Directed evolution is a widely utilized method for engineering proteins and nucleic acids with enhanced or novel functions. By generating a diverse mutant library and applying iterative rounds of selection, researchers can isolate variants with improved biochemical properties such as activity, specificity, or stability. This approach has had transformative impacts across biotechnology, including enzyme design, therapeutics, and synthetic biology — culminating in the 2018 Nobel Prize in Chemistry.
Following one or more rounds of selection, accurate identification of enriched variants is critical for downstream analysis. This step typically involves sequencing individual clones to determine the distribution and identity of beneficial mutations. However, traditional sequencing methods introduce significant limitations.
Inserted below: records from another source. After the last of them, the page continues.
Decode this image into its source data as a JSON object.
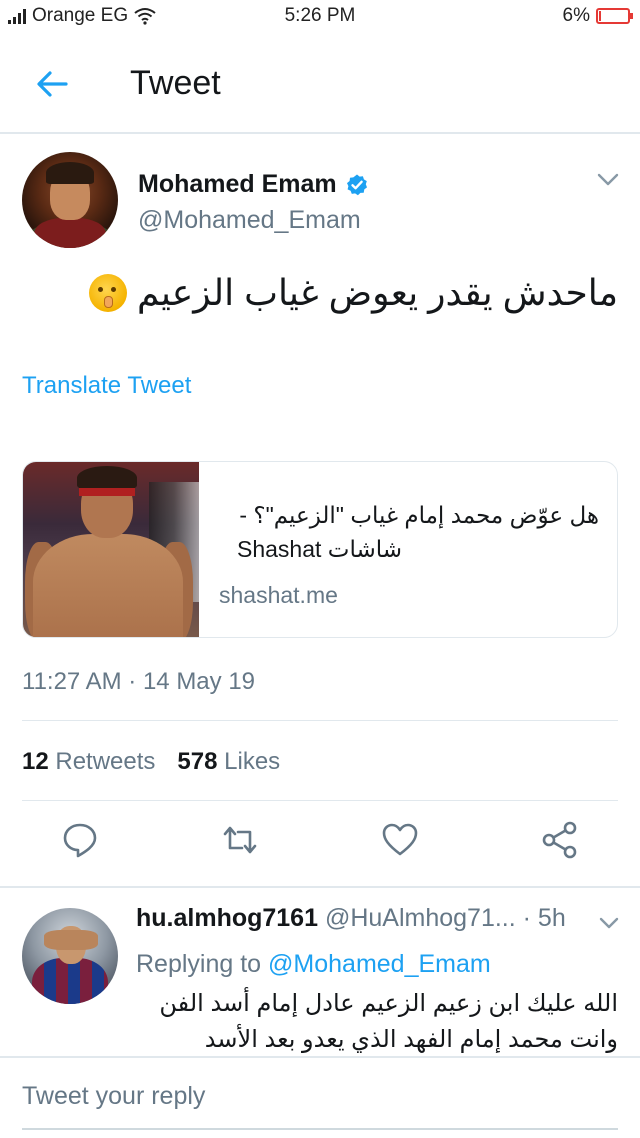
{
  "status_bar": {
    "carrier": "Orange EG",
    "time": "5:26 PM",
    "battery": "6%",
    "battery_level": 0.06
  },
  "header": {
    "title": "Tweet",
    "back_icon": "arrow-left-icon"
  },
  "tweet": {
    "author_name": "Mohamed Emam",
    "author_handle": "@Mohamed_Emam",
    "verified": true,
    "text": "ماحدش يقدر يعوض غياب الزعيم",
    "emoji": "shushing-face",
    "translate_label": "Translate Tweet",
    "card": {
      "title_line1": "هل عوّض محمد إمام غياب \"الزعيم\"؟ -",
      "title_line2": "شاشات Shashat",
      "domain": "shashat.me"
    },
    "timestamp": "11:27 AM · 14 May 19",
    "retweets_count": "12",
    "retweets_label": "Retweets",
    "likes_count": "578",
    "likes_label": "Likes"
  },
  "actions": [
    "reply-icon",
    "retweet-icon",
    "like-icon",
    "share-icon"
  ],
  "reply": {
    "name": "hu.almhog7161",
    "handle": "@HuAlmhog71...",
    "time": "· 5h",
    "replying_prefix": "Replying to",
    "replying_to": "@Mohamed_Emam",
    "text_line1": "الله عليك ابن زعيم الزعيم عادل إمام أسد الفن",
    "text_line2": "وانت محمد إمام الفهد الذي يعدو بعد الأسد تحياتي"
  },
  "composer": {
    "placeholder": "Tweet your reply"
  },
  "colors": {
    "accent": "#1da1f2",
    "secondary_text": "#657786",
    "divider": "#e1e8ed",
    "battery_low": "#e53935"
  }
}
Sanger sequencing is widely used due to its reliability and accuracy. However, it presents key limitations when applied to high-throughput or full-length variant analysis:
Limited read length (~800–1000 base pairs), which may not capture entire constructs
Low scalability, as each variant must be sequenced individually
Manual processing, including read alignment and mutation mapping
Increased time and cost with growing library size
Not ideal for pooled or mixed-sample sequencing
These factors make Sanger sequencing inefficient for modern directed evolution workflows, especially when analyzing large mutant libraries.
Long-read platforms such as Oxford Nanopore address many of the limitations inherent to Sanger sequencing by enabling high-throughput, full-length analysis:
Extended read lengths, capable of covering entire plasmids or gene constructs
High-throughput potential, suitable for complex or pooled libraries
Single-molecule resolution, allowing detection of rare variants
Fewer preprocessing steps, with reduced need for tiling or assembly
Plasmidsaurus Premium PCR offers amplification-free sequencing and delivers raw .fastq files directly for flexible downstream use
This approach is ideally suited for directed evolution experiments that require full-length, high-resolution variant identification.
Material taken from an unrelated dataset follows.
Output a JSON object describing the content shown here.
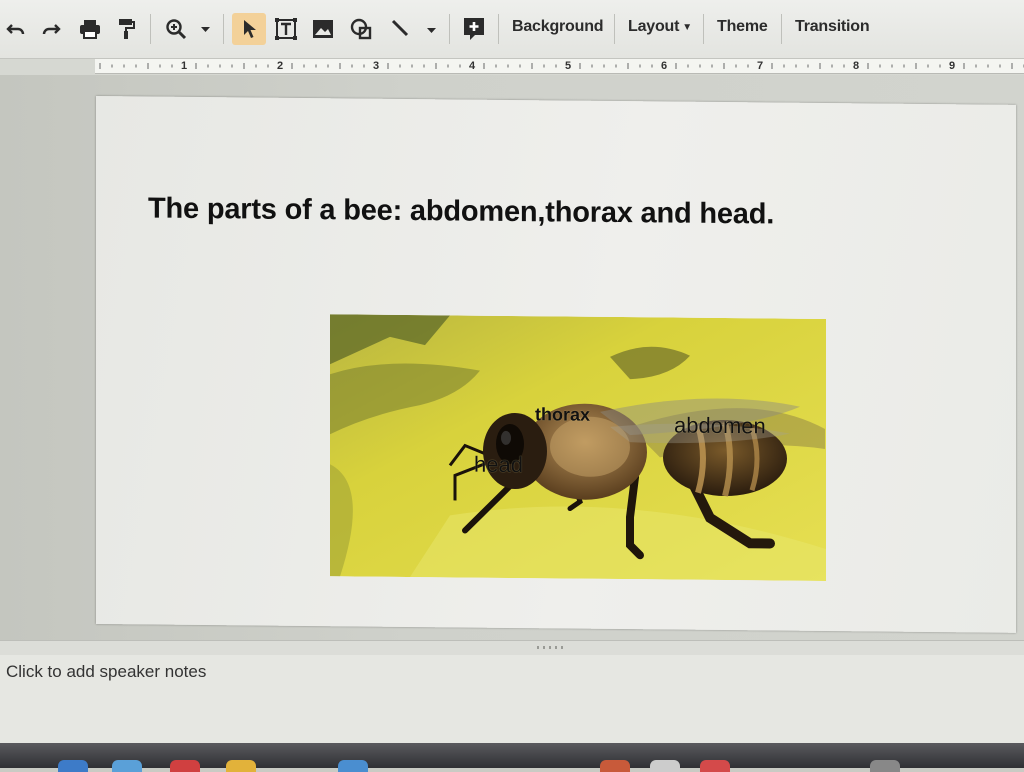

Remaining Challenges in Data Analysis Despite improvements in sequencing technology, data analysis remains a barrier — particularly for research groups without dedicated computational expertise. Commercial platforms like Geneious offer graphical interfaces for demultiplexing and consensus generation, but:
Incur substantial licensing costs (e.g., ~$200/year/student)
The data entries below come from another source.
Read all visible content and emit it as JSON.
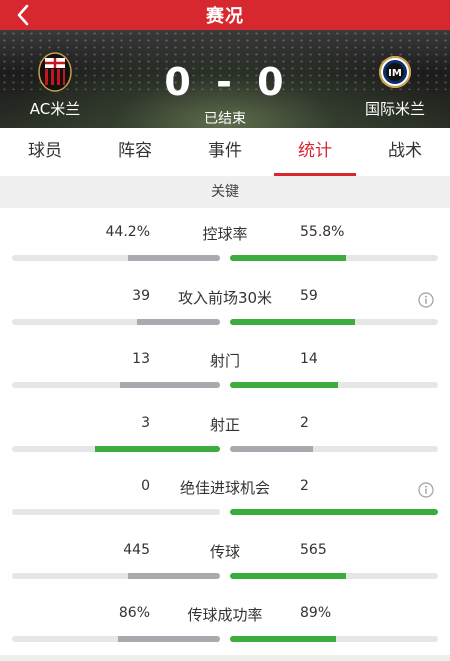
{
  "header": {
    "title": "赛况",
    "back_icon": "chevron-left-icon"
  },
  "match": {
    "home_team": "AC米兰",
    "away_team": "国际米兰",
    "home_score": "0",
    "away_score": "0",
    "score_separator": "-",
    "status": "已结束",
    "home_crest_icon": "ac-milan-crest",
    "away_crest_icon": "inter-milan-crest"
  },
  "tabs": [
    {
      "label": "球员"
    },
    {
      "label": "阵容"
    },
    {
      "label": "事件"
    },
    {
      "label": "统计",
      "active": true
    },
    {
      "label": "战术"
    }
  ],
  "section": {
    "title": "关键"
  },
  "colors": {
    "accent": "#d7282f",
    "winning_bar": "#3cad3c",
    "losing_bar": "#a9a9af",
    "track": "#e6e6e6"
  },
  "stats": [
    {
      "label": "控球率",
      "home": "44.2%",
      "away": "55.8%",
      "home_fraction": 0.442,
      "away_fraction": 0.558,
      "leader": "away",
      "info": false
    },
    {
      "label": "攻入前场30米",
      "home": "39",
      "away": "59",
      "home_fraction": 0.398,
      "away_fraction": 0.602,
      "leader": "away",
      "info": true
    },
    {
      "label": "射门",
      "home": "13",
      "away": "14",
      "home_fraction": 0.481,
      "away_fraction": 0.519,
      "leader": "away",
      "info": false
    },
    {
      "label": "射正",
      "home": "3",
      "away": "2",
      "home_fraction": 0.6,
      "away_fraction": 0.4,
      "leader": "home",
      "info": false
    },
    {
      "label": "绝佳进球机会",
      "home": "0",
      "away": "2",
      "home_fraction": 0.0,
      "away_fraction": 1.0,
      "leader": "away",
      "info": true
    },
    {
      "label": "传球",
      "home": "445",
      "away": "565",
      "home_fraction": 0.441,
      "away_fraction": 0.559,
      "leader": "away",
      "info": false
    },
    {
      "label": "传球成功率",
      "home": "86%",
      "away": "89%",
      "home_fraction": 0.491,
      "away_fraction": 0.509,
      "leader": "away",
      "info": false
    }
  ]
}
Require manual processing of individual samples
Are not optimized for high-throughput variant analysis
We built a lightweight, open-source tool that:
Accepts .fastq files and user-supplied barcodes
Filters reads by length
Demultiplexes and assembles full plasmid sequences
Exports final consensus sequences in FASTA format
The goal: make long-read analysis fast, accessible, and scalable — without relying on paid software.